Hils is also profoundly committed to the things she cares about. She and T live more in accordance with their values than anyone I’ve ever known. I admire that deeply. They are educators first and foremost, committed to both the craft of pedagogy and to the larger administrative and leadership issues around education, broadly defined.

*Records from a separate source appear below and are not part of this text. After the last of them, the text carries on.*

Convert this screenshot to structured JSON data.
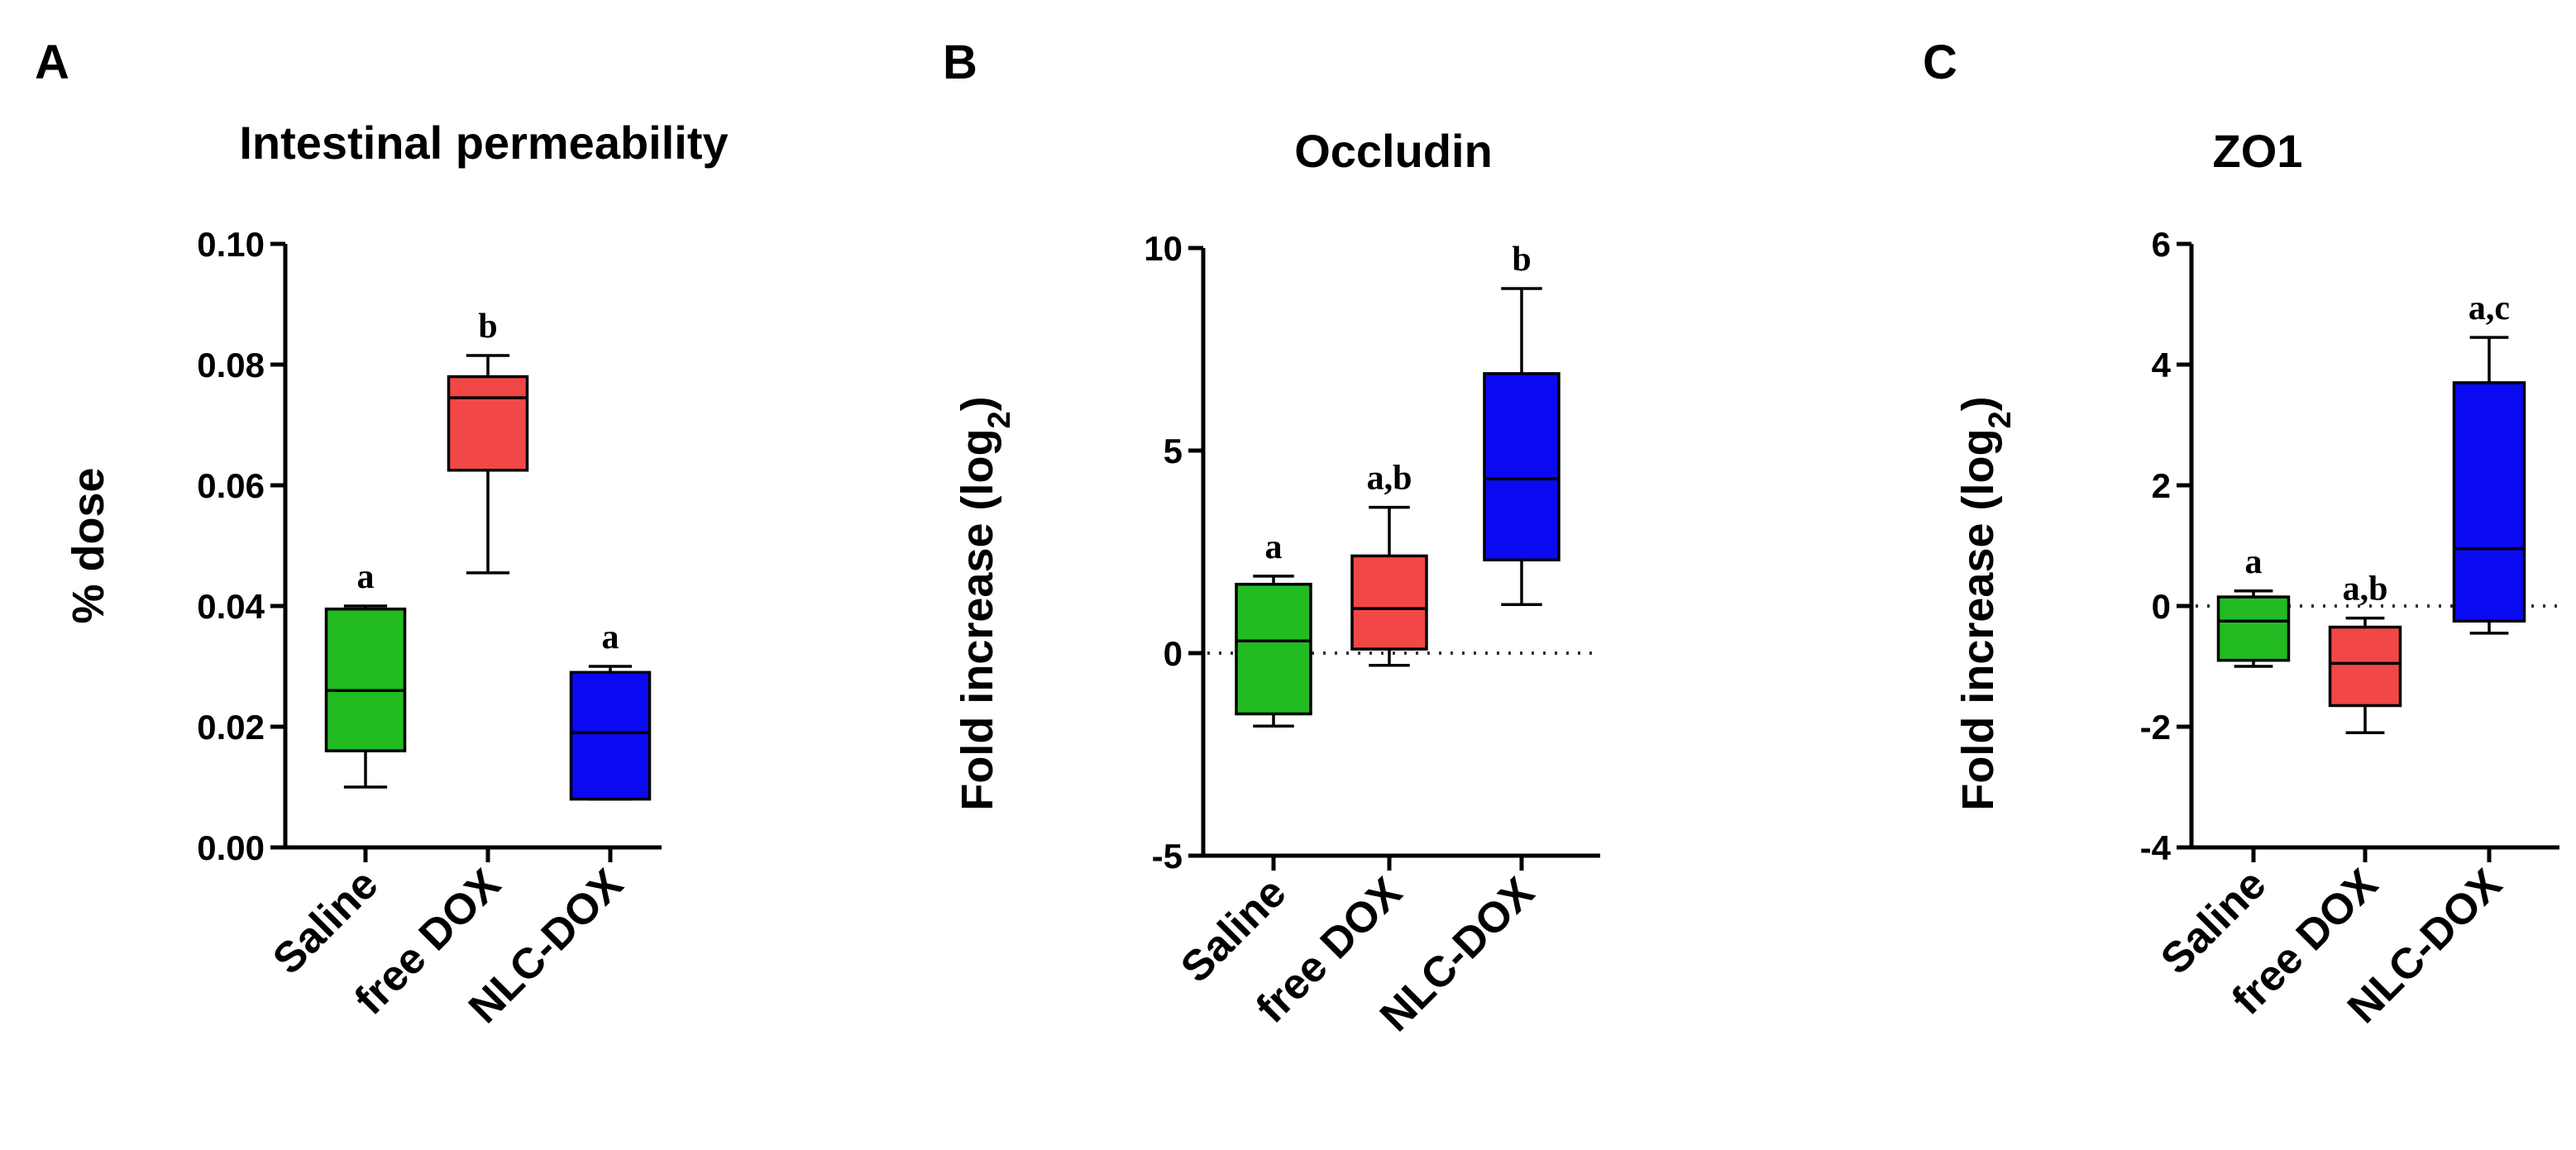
{
  "colors": {
    "Saline": "#22bb22",
    "free DOX": "#f24747",
    "NLC-DOX": "#0a0af2"
  },
  "chart_data": [
    {
      "panel": "A",
      "type": "box",
      "title": "Intestinal permeability",
      "ylabel": "% dose",
      "ylim": [
        0,
        0.1
      ],
      "yticks": [
        "0.00",
        "0.02",
        "0.04",
        "0.06",
        "0.08",
        "0.10"
      ],
      "yticks_values": [
        0,
        0.02,
        0.04,
        0.06,
        0.08,
        0.1
      ],
      "reference_line": null,
      "categories": [
        "Saline",
        "free DOX",
        "NLC-DOX"
      ],
      "boxes": [
        {
          "category": "Saline",
          "min": 0.01,
          "q1": 0.016,
          "median": 0.026,
          "q3": 0.0395,
          "max": 0.04,
          "sig": "a"
        },
        {
          "category": "free DOX",
          "min": 0.0455,
          "q1": 0.0625,
          "median": 0.0745,
          "q3": 0.078,
          "max": 0.0815,
          "sig": "b"
        },
        {
          "category": "NLC-DOX",
          "min": 0.008,
          "q1": 0.008,
          "median": 0.019,
          "q3": 0.029,
          "max": 0.03,
          "sig": "a"
        }
      ]
    },
    {
      "panel": "B",
      "type": "box",
      "title": "Occludin",
      "ylabel": "Fold increase (log",
      "ylabel_sub": "2",
      "ylabel_end": ")",
      "ylim": [
        -5,
        10
      ],
      "yticks": [
        "-5",
        "0",
        "5",
        "10"
      ],
      "yticks_values": [
        -5,
        0,
        5,
        10
      ],
      "reference_line": 0,
      "categories": [
        "Saline",
        "free DOX",
        "NLC-DOX"
      ],
      "boxes": [
        {
          "category": "Saline",
          "min": -1.8,
          "q1": -1.5,
          "median": 0.3,
          "q3": 1.7,
          "max": 1.9,
          "sig": "a"
        },
        {
          "category": "free DOX",
          "min": -0.3,
          "q1": 0.1,
          "median": 1.1,
          "q3": 2.4,
          "max": 3.6,
          "sig": "a,b"
        },
        {
          "category": "NLC-DOX",
          "min": 1.2,
          "q1": 2.3,
          "median": 4.3,
          "q3": 6.9,
          "max": 9.0,
          "sig": "b"
        }
      ]
    },
    {
      "panel": "C",
      "type": "box",
      "title": "ZO1",
      "ylabel": "Fold increase (log",
      "ylabel_sub": "2",
      "ylabel_end": ")",
      "ylim": [
        -4,
        6
      ],
      "yticks": [
        "-4",
        "-2",
        "0",
        "2",
        "4",
        "6"
      ],
      "yticks_values": [
        -4,
        -2,
        0,
        2,
        4,
        6
      ],
      "reference_line": 0,
      "categories": [
        "Saline",
        "free DOX",
        "NLC-DOX"
      ],
      "boxes": [
        {
          "category": "Saline",
          "min": -1.0,
          "q1": -0.9,
          "median": -0.25,
          "q3": 0.15,
          "max": 0.25,
          "sig": "a"
        },
        {
          "category": "free DOX",
          "min": -2.1,
          "q1": -1.65,
          "median": -0.95,
          "q3": -0.35,
          "max": -0.2,
          "sig": "a,b"
        },
        {
          "category": "NLC-DOX",
          "min": -0.45,
          "q1": -0.25,
          "median": 0.95,
          "q3": 3.7,
          "max": 4.45,
          "sig": "a,c"
        }
      ]
    }
  ]
}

She is a generous and loyal friend. Everybody I’ve ever gotten to know through Hilary has been absolutely wonderful. I really don’t say that lightly. She does not become close to people who are not bright and genuine, open and honest. It is my privilege to have met some of these people. I could name some of you bloggers, but I won’t. You know who you are! 🙂
Hils, thank you. Thank you for the ways you make me feel not crazy, not alone, not so sad. Thank you for your example of a way to live a life of integrity and purpose. Thank you for your wonderful, patient mothering. Thank you for having shared Q kamir and ADC and the tadpoles on the Berlin wall chunks with me, and for the way those joint experiences allow you to understand the soil we both grew in as nobody else does.
I’m looking forward to seeing you over Christmas, and to seeing our children together. I love you.